Thaïlande

Bangkok, royale porte d’entrée

Notre escale belge aura finalement duré environ 7 semaines. Sans maison, sans école, sans boulot. Cette période d’immobilité, vécue avec un sentiment de marginalité forcée, n’a pas été simple, en particulier pour moi. Au quartier général, j’ai pesté contre le bruit et l’agitation de mes neveux et nièces. Puis j’ai réalisé qu’avec le chaos, ils apportaient la vie. Chaque moment partagé en famille ou entre amis a constitué une bulle d’oxygène, nous permettant de traverser la tempête.

Le feu vert nous est donné pour reprendre notre périple. Mia est sans doute la plus enthousiaste à l’idée de recommencer à voyager. Ben est relativement confiant. Yann a le mérite de faire preuve de constance, n’ayant pas plus envie de repartir que de partir. Je lui fais part de mes propres doutes. Moi aussi, je dois me faire violence pour me déraciner à nouveau. Il s’illumine. Car il n’est pas seul, tout compte fait. Un fardeau s’allège instantanément, lorsqu’il est partagé. De chaque expérience, on tire des leçons. Cette fois, nous ne nous berçons pas d’illusions et ne nous mettons aucune pression. Un jour après l’autre pour mantra.
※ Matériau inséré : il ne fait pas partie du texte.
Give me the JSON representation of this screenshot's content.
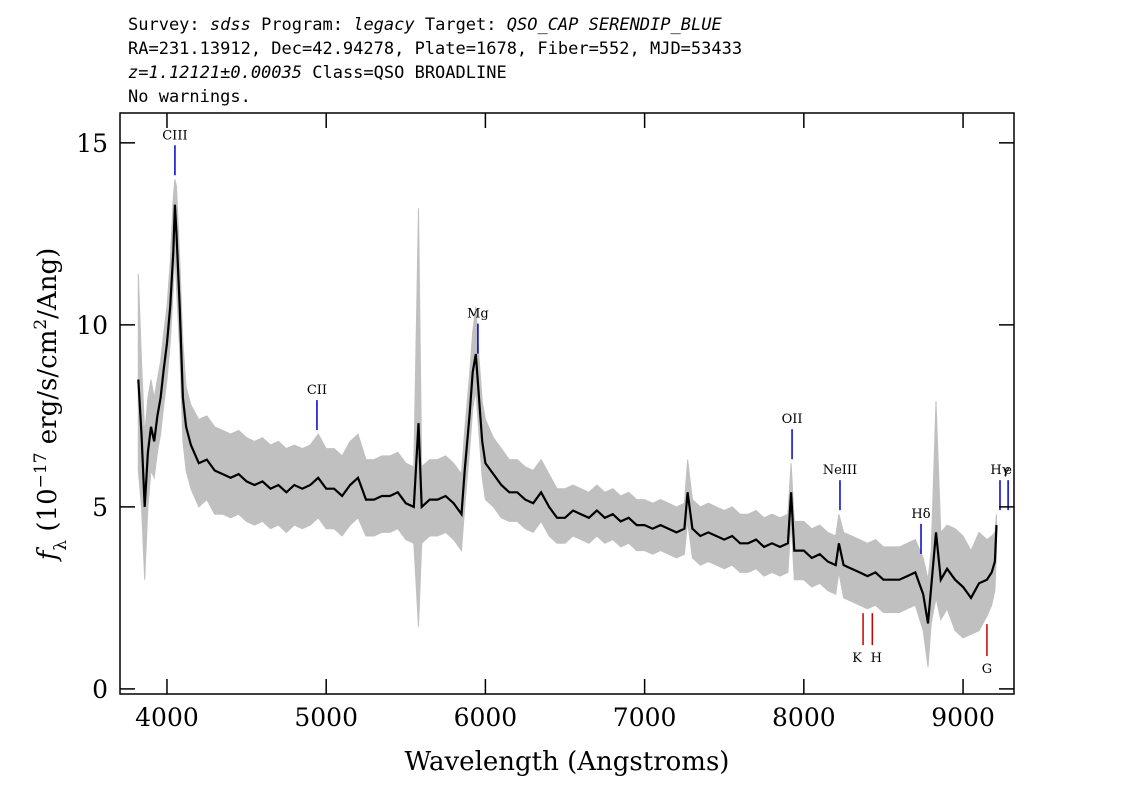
{
  "chart_data": {
    "type": "line",
    "header": [
      [
        {
          "text": "Survey: "
        },
        {
          "text": "sdss",
          "italic": true
        },
        {
          "text": " Program: "
        },
        {
          "text": "legacy",
          "italic": true
        },
        {
          "text": " Target: "
        },
        {
          "text": "QSO_CAP SERENDIP_BLUE",
          "italic": true
        }
      ],
      [
        {
          "text": "RA=231.13912, Dec=42.94278, Plate=1678, Fiber=552, MJD=53433"
        }
      ],
      [
        {
          "text": "z=1.12121±0.00035",
          "italic": true
        },
        {
          "text": " Class=QSO BROADLINE"
        }
      ],
      [
        {
          "text": "No warnings."
        }
      ]
    ],
    "xlabel": "Wavelength (Angstroms)",
    "ylabel": [
      {
        "text": "f",
        "italic": true
      },
      {
        "text": "λ",
        "sub": true
      },
      {
        "text": " (10"
      },
      {
        "text": "−17",
        "sup": true
      },
      {
        "text": " erg/s/cm"
      },
      {
        "text": "2",
        "sup": true
      },
      {
        "text": "/Ang)"
      }
    ],
    "x": [
      3820,
      3840,
      3860,
      3880,
      3900,
      3920,
      3940,
      3960,
      3980,
      4000,
      4020,
      4040,
      4050,
      4060,
      4080,
      4100,
      4120,
      4150,
      4200,
      4250,
      4300,
      4350,
      4400,
      4450,
      4500,
      4550,
      4600,
      4650,
      4700,
      4750,
      4800,
      4850,
      4900,
      4950,
      5000,
      5050,
      5100,
      5150,
      5200,
      5250,
      5300,
      5350,
      5400,
      5450,
      5500,
      5550,
      5580,
      5600,
      5650,
      5700,
      5750,
      5800,
      5850,
      5870,
      5900,
      5920,
      5940,
      5960,
      5980,
      6000,
      6050,
      6100,
      6150,
      6200,
      6250,
      6300,
      6350,
      6400,
      6450,
      6500,
      6550,
      6600,
      6650,
      6700,
      6750,
      6800,
      6850,
      6900,
      6950,
      7000,
      7050,
      7100,
      7150,
      7200,
      7250,
      7270,
      7300,
      7350,
      7400,
      7450,
      7500,
      7550,
      7600,
      7650,
      7700,
      7750,
      7800,
      7850,
      7900,
      7920,
      7940,
      8000,
      8050,
      8100,
      8150,
      8200,
      8220,
      8250,
      8300,
      8350,
      8400,
      8450,
      8500,
      8550,
      8600,
      8650,
      8700,
      8750,
      8780,
      8800,
      8830,
      8860,
      8900,
      8950,
      9000,
      9050,
      9100,
      9150,
      9180,
      9200,
      9210
    ],
    "series": [
      {
        "color": "#000000",
        "values": [
          8.5,
          7.0,
          5.0,
          6.5,
          7.2,
          6.8,
          7.5,
          8.0,
          8.8,
          9.5,
          10.5,
          12.0,
          13.3,
          12.5,
          10.5,
          8.0,
          7.2,
          6.7,
          6.2,
          6.3,
          6.0,
          5.9,
          5.8,
          5.9,
          5.7,
          5.6,
          5.7,
          5.5,
          5.6,
          5.4,
          5.6,
          5.5,
          5.6,
          5.8,
          5.5,
          5.5,
          5.3,
          5.6,
          5.8,
          5.2,
          5.2,
          5.3,
          5.3,
          5.4,
          5.1,
          5.0,
          7.3,
          5.0,
          5.2,
          5.2,
          5.3,
          5.1,
          4.8,
          6.0,
          7.5,
          8.7,
          9.2,
          8.0,
          6.8,
          6.2,
          5.9,
          5.6,
          5.4,
          5.4,
          5.2,
          5.1,
          5.4,
          5.0,
          4.7,
          4.7,
          4.9,
          4.8,
          4.7,
          4.9,
          4.7,
          4.8,
          4.6,
          4.7,
          4.5,
          4.5,
          4.4,
          4.5,
          4.4,
          4.3,
          4.4,
          5.4,
          4.4,
          4.2,
          4.3,
          4.2,
          4.1,
          4.2,
          4.0,
          4.0,
          4.1,
          3.9,
          4.0,
          3.9,
          4.0,
          5.4,
          3.8,
          3.8,
          3.6,
          3.7,
          3.5,
          3.4,
          4.0,
          3.4,
          3.3,
          3.2,
          3.1,
          3.2,
          3.0,
          3.0,
          3.0,
          3.1,
          3.2,
          2.6,
          1.8,
          2.8,
          4.3,
          3.0,
          3.3,
          3.0,
          2.8,
          2.5,
          2.9,
          3.0,
          3.2,
          3.5,
          4.5
        ]
      }
    ],
    "band": {
      "color": "#c0c0c0",
      "lower": [
        6.0,
        5.0,
        3.0,
        5.0,
        6.0,
        5.8,
        6.5,
        7.0,
        7.8,
        8.5,
        9.5,
        11.0,
        12.0,
        11.0,
        9.3,
        6.8,
        6.0,
        5.5,
        5.0,
        5.2,
        4.8,
        4.8,
        4.7,
        4.8,
        4.6,
        4.5,
        4.6,
        4.4,
        4.5,
        4.3,
        4.5,
        4.4,
        4.5,
        4.7,
        4.4,
        4.4,
        4.2,
        4.5,
        4.7,
        4.2,
        4.2,
        4.3,
        4.3,
        4.4,
        4.1,
        4.0,
        1.7,
        4.0,
        4.2,
        4.2,
        4.3,
        4.1,
        3.8,
        5.0,
        6.5,
        7.7,
        8.2,
        7.0,
        5.8,
        5.2,
        5.0,
        4.7,
        4.6,
        4.6,
        4.4,
        4.3,
        4.6,
        4.2,
        4.0,
        4.0,
        4.2,
        4.1,
        4.0,
        4.2,
        4.0,
        4.1,
        3.9,
        4.0,
        3.8,
        3.8,
        3.7,
        3.8,
        3.7,
        3.6,
        3.7,
        4.6,
        3.6,
        3.4,
        3.5,
        3.4,
        3.3,
        3.4,
        3.2,
        3.2,
        3.3,
        3.1,
        3.2,
        3.1,
        3.2,
        4.6,
        3.0,
        3.0,
        2.8,
        2.9,
        2.7,
        2.6,
        3.2,
        2.5,
        2.4,
        2.3,
        2.2,
        2.3,
        2.1,
        2.1,
        2.1,
        2.2,
        2.3,
        1.6,
        0.6,
        1.8,
        2.5,
        1.9,
        2.2,
        1.6,
        1.4,
        1.5,
        1.6,
        2.0,
        2.3,
        2.7,
        3.8
      ],
      "upper": [
        11.4,
        9.0,
        7.0,
        8.0,
        8.5,
        8.0,
        8.5,
        9.0,
        9.8,
        10.5,
        11.7,
        13.5,
        14.0,
        13.8,
        11.8,
        9.5,
        8.3,
        7.8,
        7.4,
        7.5,
        7.2,
        7.1,
        7.0,
        7.1,
        6.9,
        6.8,
        6.9,
        6.7,
        6.8,
        6.6,
        6.7,
        6.6,
        6.7,
        7.0,
        6.6,
        6.6,
        6.4,
        6.8,
        7.0,
        6.3,
        6.3,
        6.4,
        6.4,
        6.5,
        6.2,
        6.1,
        13.2,
        6.1,
        6.3,
        6.3,
        6.4,
        6.2,
        5.9,
        7.1,
        8.6,
        9.8,
        10.5,
        9.1,
        7.9,
        7.4,
        6.9,
        6.6,
        6.3,
        6.3,
        6.1,
        6.0,
        6.3,
        5.9,
        5.5,
        5.5,
        5.6,
        5.5,
        5.4,
        5.6,
        5.4,
        5.5,
        5.3,
        5.4,
        5.2,
        5.2,
        5.1,
        5.2,
        5.1,
        5.0,
        5.1,
        6.3,
        5.2,
        5.0,
        5.1,
        5.0,
        4.9,
        5.0,
        4.8,
        4.8,
        4.9,
        4.7,
        4.8,
        4.7,
        4.8,
        6.2,
        4.6,
        4.6,
        4.4,
        4.5,
        4.3,
        4.2,
        4.8,
        4.3,
        4.2,
        4.1,
        4.0,
        4.1,
        3.9,
        3.9,
        3.9,
        4.0,
        4.1,
        3.6,
        3.0,
        3.8,
        7.9,
        4.3,
        4.5,
        4.4,
        4.2,
        3.8,
        4.3,
        4.1,
        4.2,
        4.3,
        4.8
      ]
    },
    "lines": [
      {
        "x": 4050,
        "label": "CIII",
        "color": "#0000cc",
        "kind": "emission"
      },
      {
        "x": 4942,
        "label": "CII",
        "color": "#0000cc",
        "kind": "emission"
      },
      {
        "x": 5953,
        "label": "Mg",
        "color": "#0000cc",
        "kind": "emission"
      },
      {
        "x": 7926,
        "label": "OII",
        "color": "#0000cc",
        "kind": "emission"
      },
      {
        "x": 8227,
        "label": "NeIII",
        "color": "#0000cc",
        "kind": "emission"
      },
      {
        "x": 8736,
        "label": "Hδ",
        "color": "#0000cc",
        "kind": "emission"
      },
      {
        "x": 9232,
        "label": "Hγ",
        "color": "#0000cc",
        "kind": "emission"
      },
      {
        "x": 9283,
        "label": "e",
        "color": "#0000cc",
        "kind": "emission"
      },
      {
        "x": 8372,
        "label": "K",
        "color": "#cc0000",
        "kind": "absorption"
      },
      {
        "x": 8430,
        "label": "H",
        "color": "#cc0000",
        "kind": "absorption"
      },
      {
        "x": 9150,
        "label": "G",
        "color": "#cc0000",
        "kind": "absorption"
      }
    ],
    "xlim": [
      3705,
      9320
    ],
    "ylim": [
      -0.14,
      15.82
    ],
    "xticks": [
      4000,
      5000,
      6000,
      7000,
      8000,
      9000
    ],
    "yticks": [
      0,
      5,
      10,
      15
    ]
  }
}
Nous posons le pied sur le continent asiatique le 13 novembre, déboussolés par le décalage horaire. Bangkok permet une accessibilité aisée à l’Asie du Sud-Est. Nous logeons dans la vieille ville, qui a conservé un charme d’antan. Durant 3 jours, nous sillonnons les rues animées, empruntant tous les moyens de transport possibles. Bateau, taxi, tuk tuk, sky train, métro… Tout y passe! Dans les centres commerciaux démesurés, les enfants sont fascinés par les salles d’arcade (dont les Asiatiques semblent friands). Aux machines à pinces, Mia s’enlise dans l’espoir vain d’attraper une peluche. Dans ses yeux embués se lit l’apprentissage amer de la frustration. Au marché aux fleurs, par contre, elle trouve l’inspiration. Dans le quartier chinois, on achète des bricoles, résistant corps et âme aux jérémiades infantiles pour faire l’acquisition de Crocs. Dans le parc Lumphini, poumon vert encerclé de gratte-ciels et royaume des varans, nous nous octroyons une pause salutaire.

Nous profitons de notre passage à la capitale pour assister à un match de Muay Thai (boxe thaï). Je résiste à l’ennui et à la vue du sang jusqu’au milieu du quatrième combat. Ensuite, je sombre dans une réjouissance morbide quand un pauvre bougre est mis K.O. au premier round, par un coup vicieux au niveau du foie. En sortant, Yann réalise des tours sur lui-même en balançant des coups de pied énergiques dans le vide. Un comportement qui, vu de l’extérieur, pourrait fort bien le faire passer pour un déséquilibré.

Nous ressentons l’appel du Laos, qui occupe une place de choix sur notre wishlist. Nous passons la frontière par voie terrestre, ce qui peut rapidement se transformer en épopée.  À la gare des bus, nous rencontrons un Mexicain-grimpeur, en route pour les montagnes laotiennes. Yann tire sur la manche de son père : « Demande-lui s’il a une arme, ou s’il fait partie d’un cartel. » Tandis que Ben l’ignore superbement, il persévère : « Demande-lui s’il a des maracas, ou un sombrero. » Je coupe court à cette course aux clichés, avant que le mot « poncho » ne franchisse la barrière de ses lèvres. Après les formalités administratives, nous traversons enfin le Mékong (mythique), non sans une pointe d’émotion.